If this position is sound to the extent claimed, then when war exists, foreign or domestic, and the country is subdivided into military departments for mere convenience, the commander of one them can, if he chooses, within his limits, on the plea of necessity, with the approval of the Executive, substitute military force for and to the exclusion of the laws, and punish all persons, as he thinks right and proper, without fixed or certain rules.
The statement of this proposition shows its importance; for, if true, republican government is a failure, and there is an end of liberty regulated by law.

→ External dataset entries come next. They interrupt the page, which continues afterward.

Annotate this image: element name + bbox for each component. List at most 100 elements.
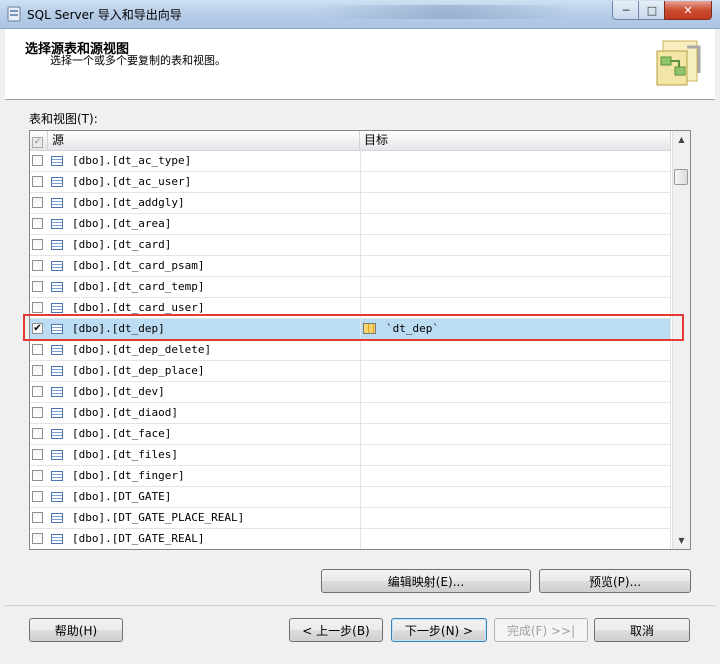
column-divider (360, 445, 361, 465)
column-divider (670, 298, 671, 318)
grid-rows: [dbo].[dt_ac_type] [dbo].[dt_ac_user] [dbo… (30, 151, 671, 549)
row-checkbox[interactable] (32, 344, 43, 355)
row-checkbox[interactable] (32, 470, 43, 481)
column-divider (360, 277, 361, 297)
page-subtitle: 选择一个或多个要复制的表和视图。 (50, 54, 226, 67)
row-checkbox[interactable] (32, 218, 43, 229)
table-row[interactable]: [dbo].[dt_card_temp] (30, 277, 671, 298)
column-divider (360, 256, 361, 276)
source-table-name: [dbo].[dt_card] (72, 238, 172, 251)
preview-button[interactable]: 预览(P)... (539, 569, 691, 593)
table-icon (51, 387, 63, 397)
row-checkbox[interactable] (32, 239, 43, 250)
table-row[interactable]: [dbo].[dt_card_user] (30, 298, 671, 319)
help-button[interactable]: 帮助(H) (29, 618, 123, 642)
row-checkbox[interactable] (32, 365, 43, 376)
table-row[interactable]: [dbo].[dt_files] (30, 445, 671, 466)
table-row[interactable]: [dbo].[dt_dev] (30, 382, 671, 403)
source-table-name: [dbo].[DT_GATE_PLACE_REAL] (72, 511, 245, 524)
table-icon (51, 156, 63, 166)
row-checkbox[interactable] (32, 491, 43, 502)
finish-button[interactable]: 完成(F) >>| (494, 618, 588, 642)
table-row[interactable]: ✔ [dbo].[dt_dep] `dt_dep` (30, 319, 671, 340)
preview-label: 预览(P)... (588, 574, 642, 589)
back-button[interactable]: < 上一步(B) (289, 618, 383, 642)
source-table-name: [dbo].[dt_face] (72, 427, 172, 440)
table-row[interactable]: [dbo].[dt_addgly] (30, 193, 671, 214)
select-all-checkbox[interactable]: ✓ (32, 137, 43, 148)
select-all-checkbox-header[interactable]: ✓ (30, 131, 48, 150)
column-header-destination[interactable]: 目标 (360, 131, 671, 150)
table-icon (51, 261, 63, 271)
vertical-scrollbar[interactable]: ▲ ▼ (672, 131, 690, 549)
row-checkbox[interactable] (32, 155, 43, 166)
column-divider (360, 214, 361, 234)
table-row[interactable]: [dbo].[dt_card] (30, 235, 671, 256)
table-row[interactable]: [dbo].[dt_dep_delete] (30, 340, 671, 361)
row-checkbox[interactable] (32, 449, 43, 460)
row-checkbox[interactable] (32, 302, 43, 313)
column-divider (670, 235, 671, 255)
column-divider (360, 340, 361, 360)
maximize-icon: □ (646, 3, 658, 17)
window-title: SQL Server 导入和导出向导 (27, 8, 182, 22)
column-divider (670, 466, 671, 486)
table-row[interactable]: [dbo].[dt_area] (30, 214, 671, 235)
table-row[interactable]: [dbo].[dt_ac_user] (30, 172, 671, 193)
finish-label: 完成(F) >>| (506, 623, 576, 638)
maximize-button[interactable]: □ (638, 1, 666, 20)
scroll-down-arrow-icon[interactable]: ▼ (673, 532, 690, 549)
close-button[interactable]: ✕ (664, 1, 712, 20)
row-checkbox[interactable] (32, 407, 43, 418)
blurred-background-caption (318, 5, 576, 19)
table-row[interactable]: [dbo].[DT_GATE] (30, 487, 671, 508)
destination-table-name[interactable]: `dt_dep` (386, 322, 439, 335)
row-checkbox[interactable] (32, 260, 43, 271)
column-divider (360, 151, 361, 171)
row-checkbox[interactable] (32, 386, 43, 397)
table-row[interactable]: [dbo].[DT_GATE_REAL] (30, 529, 671, 549)
close-icon: ✕ (683, 3, 693, 17)
table-row[interactable]: [dbo].[dt_finger] (30, 466, 671, 487)
table-icon (51, 492, 63, 502)
column-divider (670, 487, 671, 507)
scroll-up-arrow-icon[interactable]: ▲ (673, 131, 690, 148)
column-header-source[interactable]: 源 (48, 131, 360, 150)
table-row[interactable]: [dbo].[dt_ac_type] (30, 151, 671, 172)
row-checkbox[interactable] (32, 512, 43, 523)
next-label: 下一步(N) > (404, 623, 474, 638)
row-checkbox[interactable]: ✔ (32, 323, 43, 334)
tables-views-label: 表和视图(T): (29, 112, 98, 126)
row-checkbox[interactable] (32, 428, 43, 439)
column-divider (360, 193, 361, 213)
row-checkbox[interactable] (32, 197, 43, 208)
title-bar: SQL Server 导入和导出向导 ─ □ ✕ (0, 0, 720, 29)
table-row[interactable]: [dbo].[dt_card_psam] (30, 256, 671, 277)
column-divider (670, 214, 671, 234)
row-checkbox[interactable] (32, 533, 43, 544)
minimize-icon: ─ (622, 3, 630, 17)
footer-divider (5, 605, 715, 606)
scrollbar-thumb[interactable] (674, 169, 688, 185)
source-table-name: [dbo].[DT_GATE] (72, 490, 172, 503)
table-row[interactable]: [dbo].[dt_face] (30, 424, 671, 445)
minimize-button[interactable]: ─ (612, 1, 640, 20)
row-checkbox[interactable] (32, 281, 43, 292)
column-divider (360, 529, 361, 549)
source-table-name: [dbo].[dt_card_user] (72, 301, 205, 314)
source-table-name: [dbo].[dt_dep_delete] (72, 343, 212, 356)
table-icon (51, 198, 63, 208)
table-row[interactable]: [dbo].[dt_diaod] (30, 403, 671, 424)
row-checkbox[interactable] (32, 176, 43, 187)
table-row[interactable]: [dbo].[dt_dep_place] (30, 361, 671, 382)
table-icon (51, 429, 63, 439)
source-table-name: [dbo].[dt_finger] (72, 469, 185, 482)
table-row[interactable]: [dbo].[DT_GATE_PLACE_REAL] (30, 508, 671, 529)
cancel-button[interactable]: 取消 (594, 618, 690, 642)
tables-grid[interactable]: ✓ 源 目标 [dbo].[dt_ac_type] [dbo].[dt_ac_us… (29, 130, 691, 550)
table-icon (51, 345, 63, 355)
column-divider (360, 403, 361, 423)
table-icon (51, 471, 63, 481)
next-button[interactable]: 下一步(N) > (391, 618, 487, 642)
edit-mappings-button[interactable]: 编辑映射(E)... (321, 569, 531, 593)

Martial law, established on such a basis, destroys every guarantee of the Constitution, and effectually renders the “military independent of and superior to the civil power”—the attempt to do which by the King of Great Britain was deemed by our fathers such an offence, that they assigned it to the world as one of the causes which impelled them to declare their independence. Civil liberty and this kind of martial law cannot endure together; the antagonism is irreconcilable; and, in the conflict, one or the other must perish.
- 1. Article III, Section 2.
- 2. Article III, Section 1
- 3. This line appears in an antebellum legal commentary: Alfred Conkling, A Treatise on the Organization, Jurisdiction and Practice of the Courts of the United States (W. A. Gould and Company, 1831), 74. Conkling (1789-1874) was a lawyer and a long-term district court judge in New York state.
- 4. Possibly a reference to military historian Francis Lieber’s lecture series on military ethics by that title, or to his pamphlet, Guerrilla Parties: Considered with Reference to the Laws and Usages of War (D. Van Nostrand, 1862). Lieber (1798-1892) was such a respected expert in the field of military ethics that President Lincoln tasked him with serving as the primary author of the army’s revised code of conduct, Instructions for the Government of Armies of the United States in the Field (1863), known also as General Order № 100, or simply, the Lieber Instructions.
- 5. Presumably a quotation from the case against Milligan.